View 746 Monday, October 15, 2012
In today’s Wall Street Journal, L. Gordon Crovitz tells us “In 1902, Jules Verne predicted novels ‘will be supplanted altogether by the daily newspaper,’ which would ‘color everyday events’ so that readers wouldn’t need well-crafted fiction to fire their imaginations.” http://online.wsj.com/article/SB10000872396390443294904578052991841553024.html Actually, the novel seems to have a better future than the newspapers; Crovitz also tells us that “A record more than 100,000 novels are now published in the U.S. and Britain each year.” He doesn’t say how many are print and how many are electronic.
The revolution in the publishing industry continues. And small computers continue to be the great equalizers…
The political strategy of the two major parties continues and will likely govern what happens in the debates. The Democrats can’t run on their record, and indeed would prefer that you didn’t look at the economic picture. They do not seem to have a program for the future that they want to sell. The attractiveness of Hope and Change carried the last presidential election, but apparently they don’t want to try that one again, nor is “We’re the ones you’ve been waiting for.”
That leaves scaring the voters away from Romney and Ryan. Don’t elect them, they’re horrible.
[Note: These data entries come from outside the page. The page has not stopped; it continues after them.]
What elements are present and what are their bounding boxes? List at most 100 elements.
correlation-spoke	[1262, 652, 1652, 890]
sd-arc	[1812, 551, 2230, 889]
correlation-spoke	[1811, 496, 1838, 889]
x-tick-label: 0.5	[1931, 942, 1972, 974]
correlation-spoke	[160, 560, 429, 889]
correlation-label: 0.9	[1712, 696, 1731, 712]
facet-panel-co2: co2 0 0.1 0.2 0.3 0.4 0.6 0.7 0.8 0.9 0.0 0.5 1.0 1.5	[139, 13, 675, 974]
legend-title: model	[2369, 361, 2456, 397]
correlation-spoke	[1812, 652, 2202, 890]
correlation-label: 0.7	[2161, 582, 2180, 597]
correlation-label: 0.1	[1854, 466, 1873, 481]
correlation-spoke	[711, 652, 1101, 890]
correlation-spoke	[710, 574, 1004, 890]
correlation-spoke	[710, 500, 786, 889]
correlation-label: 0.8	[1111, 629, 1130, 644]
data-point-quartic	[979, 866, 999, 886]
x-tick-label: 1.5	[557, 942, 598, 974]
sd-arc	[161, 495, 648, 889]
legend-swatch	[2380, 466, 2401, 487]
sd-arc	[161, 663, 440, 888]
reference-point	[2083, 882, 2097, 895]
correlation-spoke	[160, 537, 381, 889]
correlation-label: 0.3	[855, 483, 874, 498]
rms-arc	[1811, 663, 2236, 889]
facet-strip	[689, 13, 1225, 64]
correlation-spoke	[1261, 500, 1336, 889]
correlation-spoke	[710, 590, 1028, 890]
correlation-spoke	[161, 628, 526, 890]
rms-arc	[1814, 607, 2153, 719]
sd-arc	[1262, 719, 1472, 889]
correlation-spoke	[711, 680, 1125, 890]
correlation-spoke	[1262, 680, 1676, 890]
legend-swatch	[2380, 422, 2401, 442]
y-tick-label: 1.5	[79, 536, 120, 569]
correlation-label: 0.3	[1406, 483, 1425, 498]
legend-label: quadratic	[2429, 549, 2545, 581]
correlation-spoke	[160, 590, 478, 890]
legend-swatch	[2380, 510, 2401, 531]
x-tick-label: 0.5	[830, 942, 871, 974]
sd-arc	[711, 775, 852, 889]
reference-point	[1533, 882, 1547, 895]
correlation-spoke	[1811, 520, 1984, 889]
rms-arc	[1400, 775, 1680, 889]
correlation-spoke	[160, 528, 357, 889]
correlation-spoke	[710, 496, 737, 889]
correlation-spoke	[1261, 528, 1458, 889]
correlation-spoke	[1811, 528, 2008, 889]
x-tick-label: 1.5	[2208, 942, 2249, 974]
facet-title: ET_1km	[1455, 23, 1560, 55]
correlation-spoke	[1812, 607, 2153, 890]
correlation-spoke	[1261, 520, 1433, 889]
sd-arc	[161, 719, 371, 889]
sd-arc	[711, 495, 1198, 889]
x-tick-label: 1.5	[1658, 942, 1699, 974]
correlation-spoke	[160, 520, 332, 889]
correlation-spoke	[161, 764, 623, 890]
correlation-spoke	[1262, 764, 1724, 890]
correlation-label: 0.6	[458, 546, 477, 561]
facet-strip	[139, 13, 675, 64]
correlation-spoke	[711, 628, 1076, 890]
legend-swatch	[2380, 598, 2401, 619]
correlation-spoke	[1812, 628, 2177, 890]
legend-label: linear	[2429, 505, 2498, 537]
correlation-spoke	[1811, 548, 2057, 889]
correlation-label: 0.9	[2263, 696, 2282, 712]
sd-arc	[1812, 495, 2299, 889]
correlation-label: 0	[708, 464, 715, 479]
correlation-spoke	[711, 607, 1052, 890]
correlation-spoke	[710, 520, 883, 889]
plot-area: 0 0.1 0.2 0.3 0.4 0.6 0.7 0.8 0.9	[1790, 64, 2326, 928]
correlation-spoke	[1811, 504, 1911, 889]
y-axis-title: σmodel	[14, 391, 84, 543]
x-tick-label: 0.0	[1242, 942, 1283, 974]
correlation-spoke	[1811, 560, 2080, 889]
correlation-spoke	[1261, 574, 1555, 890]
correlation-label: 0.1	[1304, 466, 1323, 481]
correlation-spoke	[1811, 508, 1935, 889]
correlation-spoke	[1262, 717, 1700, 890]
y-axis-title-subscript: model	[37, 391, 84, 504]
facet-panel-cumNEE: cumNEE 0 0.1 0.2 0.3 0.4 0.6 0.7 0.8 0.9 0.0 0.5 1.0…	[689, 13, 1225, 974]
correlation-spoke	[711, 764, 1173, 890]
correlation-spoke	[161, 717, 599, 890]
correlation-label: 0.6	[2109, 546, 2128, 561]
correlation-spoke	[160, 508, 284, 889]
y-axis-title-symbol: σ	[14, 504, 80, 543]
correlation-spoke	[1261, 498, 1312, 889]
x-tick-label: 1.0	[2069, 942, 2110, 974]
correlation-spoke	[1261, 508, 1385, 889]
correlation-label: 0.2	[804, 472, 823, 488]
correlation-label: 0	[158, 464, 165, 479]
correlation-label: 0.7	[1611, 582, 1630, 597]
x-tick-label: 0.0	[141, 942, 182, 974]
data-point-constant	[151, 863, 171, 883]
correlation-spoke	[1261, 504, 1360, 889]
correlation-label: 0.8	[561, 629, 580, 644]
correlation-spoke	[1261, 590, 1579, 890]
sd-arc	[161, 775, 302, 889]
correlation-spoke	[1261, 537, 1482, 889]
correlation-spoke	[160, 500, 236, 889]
This pretty well dictates the Republican strategy: make no mistakes, and show that our candidates are worthy and display dignitas. We’re not scary people. We know what we are doing. We’ve given you a broad picture of what we’ll do. We’ve shown you that we care. We’re the good guys.
Given those strategies the rest of the campaign is pretty predictable. The Democrats win if the Republicans do something really frightening. Democrat strategists say they already did, with Romney’s remarks about the 47% who don’t pay income taxes, and they’ll continue to emphasize that remark as showing that Romney is not worthy to be President.
Of course the frightening thing is that we have come close to the point where more people get entitlements than pay taxes. That’s only frightening to old fashioned freedom advocates, of course. It has long been the goal of a large part of the political public, who don’t worry much about dependences and who do not believe that the Iron Law of bureaucracy dooms the best intentioned welfare state. But we’ve been through all that before. Freedom is not free. Free men are not equal. Equal men are not free. Liberty has its costs. This is a Republic, not a Democracy. And other such dull truisms, which just happen to be true, and alas are now treated as platitudes.
I can recommend the review of the Chester Finn and Jessica Hockett book Dazed and Gifted in today’s Wall Street Journal. http://online.wsj.com/article/SB10000872396390444032404578010662785531602.html?mod=googlenews_wsj
I haven’t read the book but I will order it. Finn is often worth reading.